A imagem, o som e a fúria

Folha de S. Paulo - 5/9/2003

sex, 05/09/2003 - 9h19 | Do Portal do Governo

Por Cláudia Costina *


Folha de S. Paulo – Tendências/Debates – Sexta-feira, 5 de setembro de 2003

Em um livro instigante do final dos anos 20, ‘O Som e a Fúria’, segundo romance de uma formidável coleção composta por 13 livros, William Faulkner descreve quatro relatos sobre um mesmo episódio vivido por personagens diferentes, entre eles um portador de deficiência mental. A leitura da realidade por esses atores com capacidades tão distintas de interpretação lembra o olhar de cada uma das linguagens artísticas. O cinema, a fotografia, a música e a televisão se debruçam sobre a vida e seu potencial de gerar questões e dialogam com todos os sentidos, usando os mais variados signos e significantes.
E é a possibilidade de explicitação e integração dessas leituras que inspira o novo projeto do MIS (Museu da Imagem e do Som), um espaço que pretende abrigar a ‘fúria’ criativa e de fruição cultural da juventude.

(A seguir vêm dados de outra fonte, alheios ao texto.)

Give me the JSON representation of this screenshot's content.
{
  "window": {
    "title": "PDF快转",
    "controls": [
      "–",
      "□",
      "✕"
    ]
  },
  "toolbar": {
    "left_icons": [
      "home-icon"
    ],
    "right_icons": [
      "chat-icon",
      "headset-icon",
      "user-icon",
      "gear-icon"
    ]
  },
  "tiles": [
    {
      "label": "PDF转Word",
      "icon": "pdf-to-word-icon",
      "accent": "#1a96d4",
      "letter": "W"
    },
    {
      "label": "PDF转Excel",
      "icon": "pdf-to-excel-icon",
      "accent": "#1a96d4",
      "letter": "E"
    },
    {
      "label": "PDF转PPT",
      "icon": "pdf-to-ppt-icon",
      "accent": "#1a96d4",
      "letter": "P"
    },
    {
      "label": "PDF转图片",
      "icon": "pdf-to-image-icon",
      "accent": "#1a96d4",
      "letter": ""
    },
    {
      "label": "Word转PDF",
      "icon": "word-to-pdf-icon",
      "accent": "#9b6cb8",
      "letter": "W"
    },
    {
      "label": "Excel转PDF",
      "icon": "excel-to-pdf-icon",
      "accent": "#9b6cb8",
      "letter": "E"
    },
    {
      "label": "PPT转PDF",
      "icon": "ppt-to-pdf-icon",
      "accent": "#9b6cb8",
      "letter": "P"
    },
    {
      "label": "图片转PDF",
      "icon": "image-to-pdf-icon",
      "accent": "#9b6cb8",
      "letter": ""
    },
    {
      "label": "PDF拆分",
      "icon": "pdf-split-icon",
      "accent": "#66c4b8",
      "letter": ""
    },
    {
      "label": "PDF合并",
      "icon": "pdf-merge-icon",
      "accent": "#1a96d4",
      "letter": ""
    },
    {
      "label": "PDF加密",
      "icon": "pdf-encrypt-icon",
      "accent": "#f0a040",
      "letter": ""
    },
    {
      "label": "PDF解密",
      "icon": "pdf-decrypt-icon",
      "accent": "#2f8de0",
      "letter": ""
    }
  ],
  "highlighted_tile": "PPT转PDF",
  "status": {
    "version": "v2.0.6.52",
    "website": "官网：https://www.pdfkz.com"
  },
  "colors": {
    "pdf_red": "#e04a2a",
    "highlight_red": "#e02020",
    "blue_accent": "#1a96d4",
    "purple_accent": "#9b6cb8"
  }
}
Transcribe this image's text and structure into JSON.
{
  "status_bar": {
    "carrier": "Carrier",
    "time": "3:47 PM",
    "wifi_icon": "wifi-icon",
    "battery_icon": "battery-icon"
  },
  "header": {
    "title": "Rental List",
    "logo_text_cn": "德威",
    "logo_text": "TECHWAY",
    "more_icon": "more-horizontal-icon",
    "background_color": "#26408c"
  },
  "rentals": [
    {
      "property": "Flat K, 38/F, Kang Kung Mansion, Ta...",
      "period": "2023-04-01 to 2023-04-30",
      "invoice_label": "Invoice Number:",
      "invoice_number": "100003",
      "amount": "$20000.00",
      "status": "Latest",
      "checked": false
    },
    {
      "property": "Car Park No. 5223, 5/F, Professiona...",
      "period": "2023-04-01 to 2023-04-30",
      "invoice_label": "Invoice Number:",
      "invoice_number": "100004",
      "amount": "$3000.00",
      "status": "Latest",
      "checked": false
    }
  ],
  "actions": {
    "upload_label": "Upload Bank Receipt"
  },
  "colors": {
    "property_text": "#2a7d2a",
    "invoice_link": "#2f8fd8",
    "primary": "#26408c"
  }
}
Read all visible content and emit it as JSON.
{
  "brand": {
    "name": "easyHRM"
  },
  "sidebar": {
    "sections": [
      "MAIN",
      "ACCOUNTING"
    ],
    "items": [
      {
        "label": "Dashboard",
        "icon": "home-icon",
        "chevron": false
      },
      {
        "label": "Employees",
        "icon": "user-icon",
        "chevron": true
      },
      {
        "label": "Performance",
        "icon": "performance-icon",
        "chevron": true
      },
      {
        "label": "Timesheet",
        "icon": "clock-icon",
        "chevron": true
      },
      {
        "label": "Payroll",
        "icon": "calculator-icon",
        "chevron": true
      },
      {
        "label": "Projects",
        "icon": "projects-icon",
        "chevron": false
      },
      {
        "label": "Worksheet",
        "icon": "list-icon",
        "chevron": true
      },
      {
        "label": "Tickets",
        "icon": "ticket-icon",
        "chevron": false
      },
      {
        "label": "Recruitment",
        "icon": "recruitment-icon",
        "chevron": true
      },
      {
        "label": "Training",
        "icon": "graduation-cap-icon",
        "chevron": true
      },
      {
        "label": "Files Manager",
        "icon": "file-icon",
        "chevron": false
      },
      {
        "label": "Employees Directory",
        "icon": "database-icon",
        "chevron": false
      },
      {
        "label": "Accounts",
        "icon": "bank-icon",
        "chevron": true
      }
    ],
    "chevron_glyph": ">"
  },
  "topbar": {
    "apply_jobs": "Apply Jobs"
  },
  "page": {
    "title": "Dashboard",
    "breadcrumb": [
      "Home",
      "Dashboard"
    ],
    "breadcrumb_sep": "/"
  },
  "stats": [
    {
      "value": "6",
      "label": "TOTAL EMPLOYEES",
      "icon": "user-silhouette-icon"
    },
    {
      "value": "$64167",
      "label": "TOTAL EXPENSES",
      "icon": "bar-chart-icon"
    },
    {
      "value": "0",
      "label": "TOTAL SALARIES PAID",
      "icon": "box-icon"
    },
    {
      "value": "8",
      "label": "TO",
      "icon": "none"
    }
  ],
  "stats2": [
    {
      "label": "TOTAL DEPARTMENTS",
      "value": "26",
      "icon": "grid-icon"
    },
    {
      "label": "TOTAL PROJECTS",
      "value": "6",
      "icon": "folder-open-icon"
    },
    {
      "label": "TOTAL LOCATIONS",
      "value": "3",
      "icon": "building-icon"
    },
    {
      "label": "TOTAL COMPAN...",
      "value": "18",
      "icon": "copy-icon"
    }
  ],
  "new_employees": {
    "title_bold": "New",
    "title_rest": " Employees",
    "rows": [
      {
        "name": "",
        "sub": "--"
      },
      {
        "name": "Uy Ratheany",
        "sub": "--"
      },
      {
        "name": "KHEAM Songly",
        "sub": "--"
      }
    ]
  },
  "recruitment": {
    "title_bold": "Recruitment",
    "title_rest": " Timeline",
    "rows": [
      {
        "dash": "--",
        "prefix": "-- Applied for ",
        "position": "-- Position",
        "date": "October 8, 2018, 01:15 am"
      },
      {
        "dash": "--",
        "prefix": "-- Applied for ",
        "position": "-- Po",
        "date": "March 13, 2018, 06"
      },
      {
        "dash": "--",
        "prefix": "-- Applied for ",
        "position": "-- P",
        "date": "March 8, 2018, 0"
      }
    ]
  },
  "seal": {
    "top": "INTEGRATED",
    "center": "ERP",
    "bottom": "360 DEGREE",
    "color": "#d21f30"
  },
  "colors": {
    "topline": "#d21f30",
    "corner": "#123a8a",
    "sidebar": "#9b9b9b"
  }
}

Tradicional casa do audiovisual paulista, o MIS está de portas abertas novamente, sob a direção do crítico de cinema Amir Labaki. Sua reabertura, longe de marcar apenas mais uma reforma de museu (afinal, elas têm de acontecer de tempos em tempos), tem múltiplos significados dentro da atual gestão da Secretaria da Cultura do Estado de São Paulo.

Reabrir o MIS significa devolver à população um de seus mais importantes museus: um espaço responsável pela formação visual de diversas gerações de cineastas e que, nas décadas de 80 e 90, foi marcado por uma intensa atividade, sendo um dos pontos de referência do circuito cultural paulistano.

Muitos dos atuais diretores paulistas, como Beto Brant (‘O Invasor’), Laís Bodanzky (‘Bicho de Sete Cabeças’) e Tata Amaral (‘Um Céu de Estrelas’), tiveram seu aprendizado cinematográfico ligado às atividades do museu. Ali puderam acompanhar trabalhos experimentais em diferentes mídias, ter acesso a experiências gestadas no exterior, debater com outros profissionais seus métodos de trabalho e, finalmente, exibir suas primeiras produções.

Em menor escala, o mesmo aconteceu com diversos produtores de vídeo e fotógrafos, que também tiveram no museu um centro de estudos e um espaço para alavancar suas carreiras -casos de Eduardo Castanho, Cassio Vasconcellos e Cris Bierrenbach. De exposições de fotógrafos consagrados a holografias e às primeiras experiências artísticas com informática e técnicas digitais, o museu apresentou à população paulista uma amostra bastante representativa dos principais trabalhos audiovisuais produzidos no Brasil e no exterior.

A recuperação das atividades tradicionais do museu (apresentação de filmes, vídeos e exposições fotográficas) e o trabalho mais sistemático que será desenvolvido com mídia-arte e televisão significam, assim, a retomada de um espaço vivo de reflexão, que certamente será decisivo para estimular e formar o trabalho das futuras gerações do audiovisual.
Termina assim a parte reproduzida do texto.